Trois mille pieds d’anglais. L’altitude pour décapsuler une mousse. Des zèbres minuscules s’éloignent de hyènes microscopiques, au milieu de la brousse mal peignée.
Quatre mille pieds d’anglais. Savane perdue à l’infini.
Les tams-tams mécaniques invoquent le vaudou, pour garder suspendu l’oiseau de fer pourri. Trou d’air. Transe du vol. Très haut. Très bas. Très haut. Très bas. Très haut… Le spectacle est magique et les vomissures, en apesanteur.
« Oooh, tout doux, tout doux, ma belle ! »
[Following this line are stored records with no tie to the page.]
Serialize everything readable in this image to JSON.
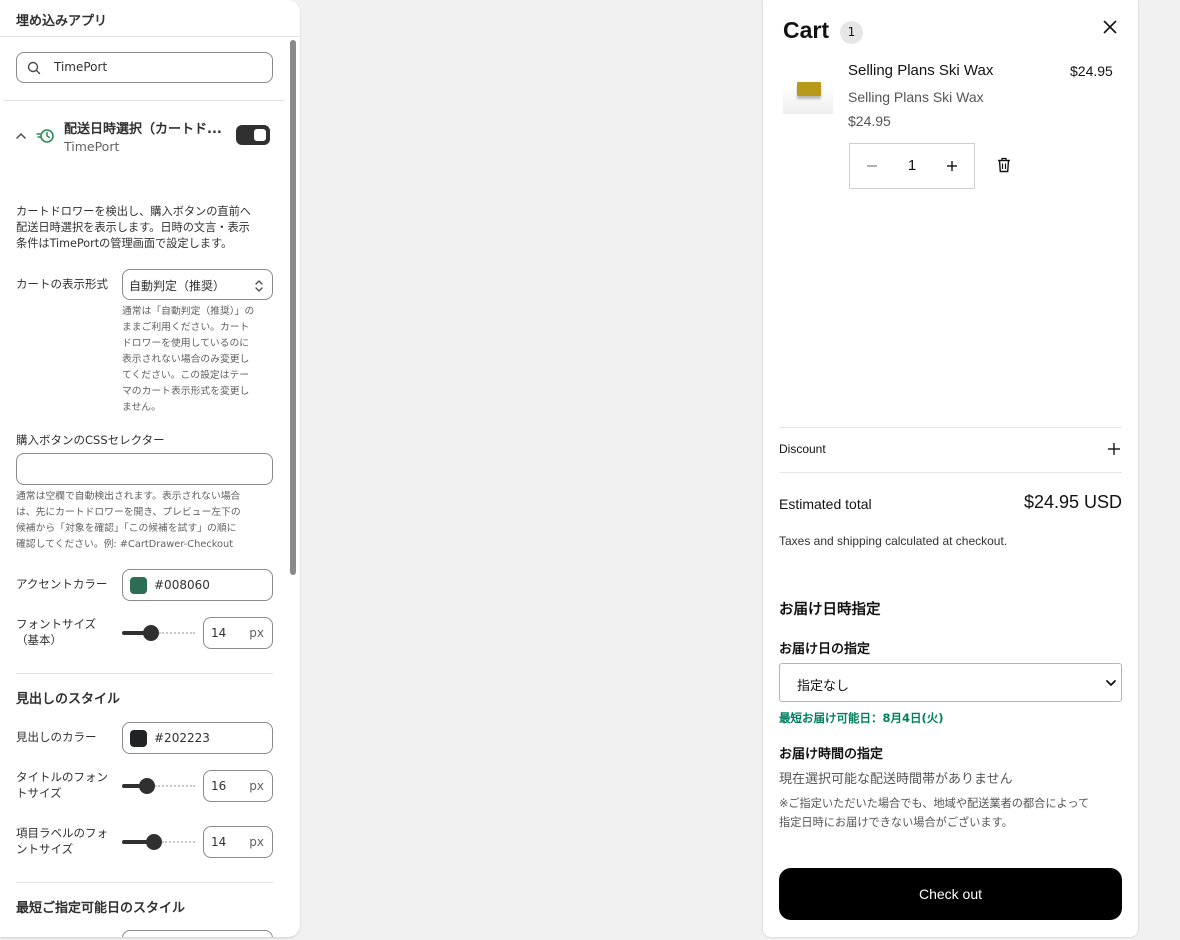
{
  "editor": {
    "header_title": "埋め込みアプリ",
    "search": {
      "value": "TimePort",
      "icon": "search-icon"
    },
    "block": {
      "title": "配送日時選択（カートド...",
      "subtitle": "TimePort",
      "enabled": true
    },
    "description": [
      "カートドロワーを検出し、購入ボタンの直前へ",
      "配送日時選択を表示します。日時の文言・表示",
      "条件はTimePortの管理画面で設定します。"
    ],
    "cart_display": {
      "label": "カートの表示形式",
      "value": "自動判定（推奨）",
      "help": [
        "通常は「自動判定（推奨）」の",
        "ままご利用ください。カート",
        "ドロワーを使用しているのに",
        "表示されない場合のみ変更し",
        "てください。この設定はテー",
        "マのカート表示形式を変更し",
        "ません。"
      ]
    },
    "css_selector": {
      "label": "購入ボタンのCSSセレクター",
      "value": "",
      "help": [
        "通常は空欄で自動検出されます。表示されない場合",
        "は、先にカートドロワーを開き、プレビュー左下の",
        "候補から「対象を確認」「この候補を試す」の順に",
        "確認してください。例: #CartDrawer-Checkout"
      ]
    },
    "accent_color": {
      "label": "アクセントカラー",
      "value": "#008060",
      "swatch": "#2b6e55"
    },
    "font_size": {
      "label": [
        "フォントサイズ",
        "（基本）"
      ],
      "value": "14",
      "unit": "px",
      "level": 0.37
    },
    "heading_section": {
      "title": "見出しのスタイル",
      "color": {
        "label": "見出しのカラー",
        "value": "#202223",
        "swatch": "#202223"
      },
      "title_font": {
        "label": [
          "タイトルのフォン",
          "トサイズ"
        ],
        "value": "16",
        "unit": "px",
        "level": 0.3
      },
      "item_font": {
        "label": [
          "項目ラベルのフォ",
          "ントサイズ"
        ],
        "value": "14",
        "unit": "px",
        "level": 0.42
      }
    },
    "earliest_section": {
      "title": "最短ご指定可能日のスタイル"
    }
  },
  "cart": {
    "title": "Cart",
    "count": "1",
    "item": {
      "name": "Selling Plans Ski Wax",
      "price": "$24.95",
      "variant": "Selling Plans Ski Wax",
      "unit_price": "$24.95",
      "quantity": "1"
    },
    "discount_label": "Discount",
    "estimated_total_label": "Estimated total",
    "estimated_total_value": "$24.95 USD",
    "taxes_note": "Taxes and shipping calculated at checkout.",
    "delivery": {
      "title": "お届け日時指定",
      "date_label": "お届け日の指定",
      "date_value": "指定なし",
      "earliest": "最短お届け可能日：8月4日(火)",
      "time_label": "お届け時間の指定",
      "time_none": "現在選択可能な配送時間帯がありません",
      "notice": [
        "※ご指定いただいた場合でも、地域や配送業者の都合によって",
        "指定日時にお届けできない場合がございます。"
      ]
    },
    "checkout_label": "Check out"
  },
  "colors": {
    "accent": "#008060",
    "checkout": "#000000",
    "toggle": "#303030"
  }
}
Le pilote de brousse reprend sa machine, comme un cow-boy son cheval. Docile, la jument se calme, file d’un beau trait au ras des herbes de Rhodes, puis remonte profiter du panorama spacieux. Immelmanns par dessus les baobabs , noeuds de Savoie entre les acacias, loopings par delà l’horizon courbe, épiphanie au firmament, quand le zénith en alu se pétrifie face au soleil. Le poids du moteur coupé entraine la carlingue en arrière, et le coucou s’abandonne, tombe comme une pierre. La carte du sol se rapproche, se pixelise dangereusement. Décrochage. L’aéronef décapite une termitière, effraie un oryctérope. Pauvre bête. Elle lui lance quelques vains grognements. Le broussard est déjà loin. Il s’enfonce dans l’énorme soleil orange qui s’écrase sur les herbes hautes, il n’est plus qu’un point, il disparaît comme un mirage flou, derrière le globe terrestre.